Hyakunin Isshu Uta is one of the 100 poems that Reizeiin offered when he was the Spring Palace (by the way, Shigeyuki's ``Shigeyuki Hyakushu'' is said to be the oldest example of ``Hyakushu Uta,'' which flourished thereafter). The title is ``Koi,'' and as you can see, it's a song about heartbreak, a big heartbreak. As I introduced earlier, Shigeyuki was good at landscape songs, so what would happen if someone like that sang about heartbreak? ``My heart is falling apart like waves crashing against a rock...'', isn't that a bit of an exaggeration? I can't help but remember the opening of Toei. In that case, the third red man's Mt. Fuji is "Shochiku", it's not a big deal, but...

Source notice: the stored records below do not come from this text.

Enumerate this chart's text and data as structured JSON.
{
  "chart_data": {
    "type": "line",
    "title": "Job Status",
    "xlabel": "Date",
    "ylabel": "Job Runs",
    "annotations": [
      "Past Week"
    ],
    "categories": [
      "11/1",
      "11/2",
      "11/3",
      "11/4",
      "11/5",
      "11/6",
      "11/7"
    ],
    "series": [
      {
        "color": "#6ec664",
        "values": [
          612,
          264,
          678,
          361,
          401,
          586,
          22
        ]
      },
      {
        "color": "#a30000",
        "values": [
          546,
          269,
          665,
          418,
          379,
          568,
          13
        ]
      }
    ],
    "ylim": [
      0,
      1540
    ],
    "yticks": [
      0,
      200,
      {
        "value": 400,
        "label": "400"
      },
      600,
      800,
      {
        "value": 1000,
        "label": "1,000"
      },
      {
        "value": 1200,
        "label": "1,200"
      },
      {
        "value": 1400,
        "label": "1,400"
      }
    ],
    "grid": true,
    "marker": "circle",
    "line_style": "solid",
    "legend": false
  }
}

Of course I know what you mean, I was devastated. but! PreviousNumber 46, Yoshitada SoneOnce you know Shigeyuki's outstanding ``prologue,'' Shigeyuki's words don't really make sense to you. Well, I guess it's just that I, as an old man, can't relate to it, but for the girls on the receiving end, it's a big deal.
(Written by Uchida Engaku, a poet)
Learn the basics of waka poetry and try reciting it!
We are holding a "Utajuku" with the goal of learning from representative classical works and being able to compose traditional "Waka" on an individual basis!